Миссис Браун была первой дамой этого китайского города. Все остальные дамы прозябали в ее тени. Это она написала книгу «Китай и Я». Это она была почетной пожизненной председательницей всякого общества, в которое она удостаивала вступить. Ее всегда, к тому же, избирали единогласно. О ней никто не решился бы сказать дурного слова, даже шопотом, даже в ее отсутствии, во всяком случае, в этом китайском городе и в этой провинции. Ее знали все. Она украшала своим присутствием все празднования всех исторических дат и политических событий в городе. Она давала тон, как и о чем судить.
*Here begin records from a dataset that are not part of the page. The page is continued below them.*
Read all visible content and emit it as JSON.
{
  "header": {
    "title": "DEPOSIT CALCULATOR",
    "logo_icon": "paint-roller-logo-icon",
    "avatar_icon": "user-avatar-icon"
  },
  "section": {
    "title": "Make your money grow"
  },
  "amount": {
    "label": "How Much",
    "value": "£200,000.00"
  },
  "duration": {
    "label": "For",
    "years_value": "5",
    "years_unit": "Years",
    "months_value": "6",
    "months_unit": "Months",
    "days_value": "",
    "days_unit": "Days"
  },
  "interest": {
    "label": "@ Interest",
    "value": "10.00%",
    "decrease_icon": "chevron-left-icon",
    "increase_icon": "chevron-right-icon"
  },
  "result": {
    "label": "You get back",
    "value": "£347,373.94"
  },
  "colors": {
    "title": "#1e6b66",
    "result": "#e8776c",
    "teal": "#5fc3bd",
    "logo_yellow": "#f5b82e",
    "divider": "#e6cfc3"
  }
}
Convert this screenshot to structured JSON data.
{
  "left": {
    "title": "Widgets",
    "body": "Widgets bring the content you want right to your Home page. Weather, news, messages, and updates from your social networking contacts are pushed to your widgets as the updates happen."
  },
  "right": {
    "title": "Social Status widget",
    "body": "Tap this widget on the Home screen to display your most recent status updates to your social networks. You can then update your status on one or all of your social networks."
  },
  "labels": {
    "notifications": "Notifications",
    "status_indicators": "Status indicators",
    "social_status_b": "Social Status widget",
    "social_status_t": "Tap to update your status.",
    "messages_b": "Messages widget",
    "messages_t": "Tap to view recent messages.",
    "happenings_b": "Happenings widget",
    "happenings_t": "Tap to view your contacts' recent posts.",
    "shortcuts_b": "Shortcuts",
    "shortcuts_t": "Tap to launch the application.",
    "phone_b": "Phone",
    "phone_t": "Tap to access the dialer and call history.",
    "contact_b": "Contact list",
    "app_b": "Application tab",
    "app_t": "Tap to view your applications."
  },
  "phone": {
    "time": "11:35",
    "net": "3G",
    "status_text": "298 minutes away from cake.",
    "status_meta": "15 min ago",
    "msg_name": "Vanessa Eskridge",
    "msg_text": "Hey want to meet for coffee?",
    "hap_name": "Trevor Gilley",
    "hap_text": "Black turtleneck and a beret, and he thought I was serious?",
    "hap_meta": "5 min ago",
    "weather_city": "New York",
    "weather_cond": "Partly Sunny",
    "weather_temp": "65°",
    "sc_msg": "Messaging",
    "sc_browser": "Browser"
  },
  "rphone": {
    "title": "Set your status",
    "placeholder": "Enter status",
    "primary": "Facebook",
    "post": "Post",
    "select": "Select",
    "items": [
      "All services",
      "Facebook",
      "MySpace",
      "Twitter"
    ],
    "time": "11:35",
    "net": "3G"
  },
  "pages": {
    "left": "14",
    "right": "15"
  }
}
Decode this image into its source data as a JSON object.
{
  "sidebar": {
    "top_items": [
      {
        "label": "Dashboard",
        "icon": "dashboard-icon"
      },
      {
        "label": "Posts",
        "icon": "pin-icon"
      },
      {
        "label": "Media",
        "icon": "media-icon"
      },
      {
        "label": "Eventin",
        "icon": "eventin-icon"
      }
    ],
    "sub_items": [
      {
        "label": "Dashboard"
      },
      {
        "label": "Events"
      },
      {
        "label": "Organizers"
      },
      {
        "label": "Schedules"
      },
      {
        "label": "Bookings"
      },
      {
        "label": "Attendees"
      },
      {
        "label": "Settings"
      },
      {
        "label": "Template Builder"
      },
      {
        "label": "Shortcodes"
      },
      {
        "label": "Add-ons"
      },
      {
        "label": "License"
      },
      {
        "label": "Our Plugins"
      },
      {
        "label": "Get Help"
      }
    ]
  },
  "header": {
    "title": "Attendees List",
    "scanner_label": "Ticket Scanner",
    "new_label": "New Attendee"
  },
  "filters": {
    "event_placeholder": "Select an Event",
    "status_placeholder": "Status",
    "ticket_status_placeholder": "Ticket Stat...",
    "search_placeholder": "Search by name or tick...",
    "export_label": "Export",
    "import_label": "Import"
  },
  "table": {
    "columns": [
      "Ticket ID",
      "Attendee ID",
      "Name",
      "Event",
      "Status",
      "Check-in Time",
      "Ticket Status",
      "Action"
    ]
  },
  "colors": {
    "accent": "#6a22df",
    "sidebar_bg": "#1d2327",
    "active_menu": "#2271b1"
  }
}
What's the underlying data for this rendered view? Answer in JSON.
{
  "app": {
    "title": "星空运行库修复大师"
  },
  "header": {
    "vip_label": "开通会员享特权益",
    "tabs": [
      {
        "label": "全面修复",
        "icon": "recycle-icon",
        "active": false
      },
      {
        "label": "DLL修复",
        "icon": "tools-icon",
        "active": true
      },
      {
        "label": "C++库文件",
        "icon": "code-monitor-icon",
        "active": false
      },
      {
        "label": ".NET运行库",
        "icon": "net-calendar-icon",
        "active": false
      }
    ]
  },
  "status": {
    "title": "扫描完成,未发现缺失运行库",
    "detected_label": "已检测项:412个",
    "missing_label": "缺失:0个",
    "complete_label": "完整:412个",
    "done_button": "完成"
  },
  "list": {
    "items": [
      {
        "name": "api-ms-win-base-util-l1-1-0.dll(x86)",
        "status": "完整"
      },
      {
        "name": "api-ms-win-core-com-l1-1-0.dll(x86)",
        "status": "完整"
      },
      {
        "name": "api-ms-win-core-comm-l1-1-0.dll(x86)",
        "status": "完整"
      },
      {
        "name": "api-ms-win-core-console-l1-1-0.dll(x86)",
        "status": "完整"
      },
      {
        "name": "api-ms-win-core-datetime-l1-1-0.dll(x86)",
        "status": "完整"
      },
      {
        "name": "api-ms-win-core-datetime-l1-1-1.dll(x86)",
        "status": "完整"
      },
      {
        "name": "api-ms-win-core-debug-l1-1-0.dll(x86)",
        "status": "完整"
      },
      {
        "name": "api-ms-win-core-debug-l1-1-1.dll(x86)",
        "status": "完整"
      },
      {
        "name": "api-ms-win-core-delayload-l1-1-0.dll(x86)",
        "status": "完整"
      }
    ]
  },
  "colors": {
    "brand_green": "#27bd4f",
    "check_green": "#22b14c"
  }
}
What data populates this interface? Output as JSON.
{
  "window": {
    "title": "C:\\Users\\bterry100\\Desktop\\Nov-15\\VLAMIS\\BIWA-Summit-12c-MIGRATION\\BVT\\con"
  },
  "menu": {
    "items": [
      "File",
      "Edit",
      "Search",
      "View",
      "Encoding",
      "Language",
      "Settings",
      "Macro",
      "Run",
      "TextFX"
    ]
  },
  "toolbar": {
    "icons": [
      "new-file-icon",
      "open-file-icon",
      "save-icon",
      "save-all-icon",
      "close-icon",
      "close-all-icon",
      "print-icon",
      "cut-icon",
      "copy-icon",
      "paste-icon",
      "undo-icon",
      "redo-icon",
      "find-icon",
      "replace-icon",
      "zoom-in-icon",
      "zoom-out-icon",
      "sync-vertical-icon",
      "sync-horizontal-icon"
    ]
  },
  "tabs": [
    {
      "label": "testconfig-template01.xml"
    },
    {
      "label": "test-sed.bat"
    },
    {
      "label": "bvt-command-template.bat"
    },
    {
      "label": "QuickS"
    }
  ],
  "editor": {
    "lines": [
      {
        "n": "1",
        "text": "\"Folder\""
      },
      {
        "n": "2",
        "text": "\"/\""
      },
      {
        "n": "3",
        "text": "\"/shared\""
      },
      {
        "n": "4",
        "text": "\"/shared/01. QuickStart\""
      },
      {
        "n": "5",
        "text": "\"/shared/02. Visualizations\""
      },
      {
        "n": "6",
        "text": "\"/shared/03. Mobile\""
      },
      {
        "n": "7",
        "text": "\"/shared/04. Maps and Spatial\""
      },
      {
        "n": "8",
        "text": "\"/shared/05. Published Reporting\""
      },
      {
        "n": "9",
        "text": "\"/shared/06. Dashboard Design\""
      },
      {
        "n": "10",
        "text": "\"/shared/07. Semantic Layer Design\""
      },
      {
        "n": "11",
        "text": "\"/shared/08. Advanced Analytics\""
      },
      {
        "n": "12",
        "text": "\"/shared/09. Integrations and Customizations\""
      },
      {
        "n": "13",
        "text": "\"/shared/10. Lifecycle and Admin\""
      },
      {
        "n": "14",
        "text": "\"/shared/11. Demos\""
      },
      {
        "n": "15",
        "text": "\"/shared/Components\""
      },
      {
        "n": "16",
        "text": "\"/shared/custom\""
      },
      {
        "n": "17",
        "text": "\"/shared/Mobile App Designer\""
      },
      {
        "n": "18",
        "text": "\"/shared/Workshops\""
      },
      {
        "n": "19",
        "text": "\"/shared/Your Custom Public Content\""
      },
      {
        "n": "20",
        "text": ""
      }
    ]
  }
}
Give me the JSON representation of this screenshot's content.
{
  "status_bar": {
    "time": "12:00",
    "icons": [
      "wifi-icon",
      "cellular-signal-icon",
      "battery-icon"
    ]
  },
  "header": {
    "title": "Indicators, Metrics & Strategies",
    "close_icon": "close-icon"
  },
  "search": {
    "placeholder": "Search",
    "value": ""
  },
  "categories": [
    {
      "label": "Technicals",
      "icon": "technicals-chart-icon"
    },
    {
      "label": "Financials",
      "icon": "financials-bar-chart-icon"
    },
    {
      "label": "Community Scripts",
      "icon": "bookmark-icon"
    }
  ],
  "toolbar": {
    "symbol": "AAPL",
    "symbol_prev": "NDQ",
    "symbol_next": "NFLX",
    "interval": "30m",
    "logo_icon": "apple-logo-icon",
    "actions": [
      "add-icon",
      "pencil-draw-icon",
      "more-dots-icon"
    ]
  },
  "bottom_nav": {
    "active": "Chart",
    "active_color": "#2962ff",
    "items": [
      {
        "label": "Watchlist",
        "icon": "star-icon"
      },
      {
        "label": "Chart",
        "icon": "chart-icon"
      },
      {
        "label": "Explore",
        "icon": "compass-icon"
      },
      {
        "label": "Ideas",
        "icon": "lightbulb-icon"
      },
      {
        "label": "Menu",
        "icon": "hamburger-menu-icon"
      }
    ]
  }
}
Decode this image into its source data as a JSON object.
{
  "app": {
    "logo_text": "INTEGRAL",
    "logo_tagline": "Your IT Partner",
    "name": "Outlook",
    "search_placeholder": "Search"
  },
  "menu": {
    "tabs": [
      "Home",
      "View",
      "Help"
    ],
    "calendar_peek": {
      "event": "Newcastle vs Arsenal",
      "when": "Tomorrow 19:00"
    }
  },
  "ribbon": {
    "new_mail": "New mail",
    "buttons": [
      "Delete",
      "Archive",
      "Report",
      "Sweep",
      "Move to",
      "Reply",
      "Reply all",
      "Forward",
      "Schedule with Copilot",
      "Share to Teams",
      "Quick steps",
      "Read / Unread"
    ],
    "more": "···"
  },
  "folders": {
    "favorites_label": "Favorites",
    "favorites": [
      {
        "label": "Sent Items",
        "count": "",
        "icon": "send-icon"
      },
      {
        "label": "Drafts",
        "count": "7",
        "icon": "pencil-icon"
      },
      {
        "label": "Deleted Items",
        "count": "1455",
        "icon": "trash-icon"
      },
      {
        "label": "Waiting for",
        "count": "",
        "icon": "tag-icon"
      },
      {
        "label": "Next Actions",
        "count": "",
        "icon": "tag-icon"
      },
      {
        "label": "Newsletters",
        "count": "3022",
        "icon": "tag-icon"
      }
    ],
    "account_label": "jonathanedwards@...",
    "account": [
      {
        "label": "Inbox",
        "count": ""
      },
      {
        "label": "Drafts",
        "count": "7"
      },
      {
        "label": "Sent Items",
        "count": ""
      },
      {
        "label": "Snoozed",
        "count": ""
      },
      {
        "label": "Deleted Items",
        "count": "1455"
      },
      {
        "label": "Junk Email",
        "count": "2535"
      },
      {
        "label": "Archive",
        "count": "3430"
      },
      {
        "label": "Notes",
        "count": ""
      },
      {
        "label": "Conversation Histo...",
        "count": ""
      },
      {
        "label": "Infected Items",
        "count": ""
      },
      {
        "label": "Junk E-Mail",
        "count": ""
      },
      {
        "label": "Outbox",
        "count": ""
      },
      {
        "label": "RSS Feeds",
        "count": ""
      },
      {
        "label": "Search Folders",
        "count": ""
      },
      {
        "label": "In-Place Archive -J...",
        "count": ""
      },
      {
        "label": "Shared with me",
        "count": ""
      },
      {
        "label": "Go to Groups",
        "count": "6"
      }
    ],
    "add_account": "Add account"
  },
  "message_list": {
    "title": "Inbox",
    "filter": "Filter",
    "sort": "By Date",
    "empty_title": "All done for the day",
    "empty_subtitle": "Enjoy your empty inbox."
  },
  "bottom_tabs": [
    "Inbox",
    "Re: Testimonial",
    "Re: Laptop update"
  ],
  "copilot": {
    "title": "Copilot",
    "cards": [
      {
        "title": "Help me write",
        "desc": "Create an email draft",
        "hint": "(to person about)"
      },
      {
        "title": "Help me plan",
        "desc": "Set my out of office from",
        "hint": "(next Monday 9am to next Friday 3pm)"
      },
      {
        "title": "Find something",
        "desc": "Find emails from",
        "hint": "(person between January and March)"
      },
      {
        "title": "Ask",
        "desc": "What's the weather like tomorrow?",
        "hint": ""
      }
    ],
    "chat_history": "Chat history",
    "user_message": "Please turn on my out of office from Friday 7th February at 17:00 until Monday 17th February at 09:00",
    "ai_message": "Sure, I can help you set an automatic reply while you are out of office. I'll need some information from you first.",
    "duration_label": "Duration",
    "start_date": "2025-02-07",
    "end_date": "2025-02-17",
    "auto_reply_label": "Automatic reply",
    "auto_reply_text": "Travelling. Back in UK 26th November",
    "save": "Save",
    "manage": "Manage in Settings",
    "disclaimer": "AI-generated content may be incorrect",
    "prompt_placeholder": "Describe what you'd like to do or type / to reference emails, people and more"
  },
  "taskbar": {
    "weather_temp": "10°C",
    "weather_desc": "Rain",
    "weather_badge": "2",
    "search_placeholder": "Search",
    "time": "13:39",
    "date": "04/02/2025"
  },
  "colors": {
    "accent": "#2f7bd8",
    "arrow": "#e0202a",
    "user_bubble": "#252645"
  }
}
Нести социальную работу, по ее словам, было долгом культурного человека, и этим она занималась уже тридцать лет на истощенной земле Китая. Как и многие другие жены других банкиров, она не придавала большого значения деньгам, и то, что бедняки, как один, предпочитают деньги разумному совету, она считала доказательством моральной тупости масс. Она же сама понимала, что духовные сокровища выше материальных, и превыше всего – собственное достоинство и душевное спокойствие. По ее духовной и физической конструкции ей достигнуть их было совсем не трудно. Как на доказательство, можно указать на то, что, прожив тридцать лет в Китае, где население перенесло не раз чуму, войну, наводнение, голод – она и не обеднела нисколько и не потеряла унции в весе. Наоборот, чем больше она давала Китаю, тем больше она богатела и полнела. Чем больше страдало человечество, чем более оно запутывалось в сложностях жизни, тем более полной становилась жизнь и деятельность миссис Браун. Открывались всё новые и новые общества, всё больше было благотворительных распродаж старых вещей, и всё большие толпы приходили их покупать. Всё больше устраивалось концертов, лотерей; всё больше посылалось телеграмм и писалось воззваний, – и везде нужна была ее подпись. Но миссис Браун быстро выходила из всякого затруднения. Вот и сейчас она стояла за прилавком – большая, высокая, полная, сильная – монолит! – в платье вишневого цвета, отделанном маленькими круглыми пуговками, блестящими, как фонарики. От нее исходили самоуверенность, сила, как от боевого генерала, не знающего поражений.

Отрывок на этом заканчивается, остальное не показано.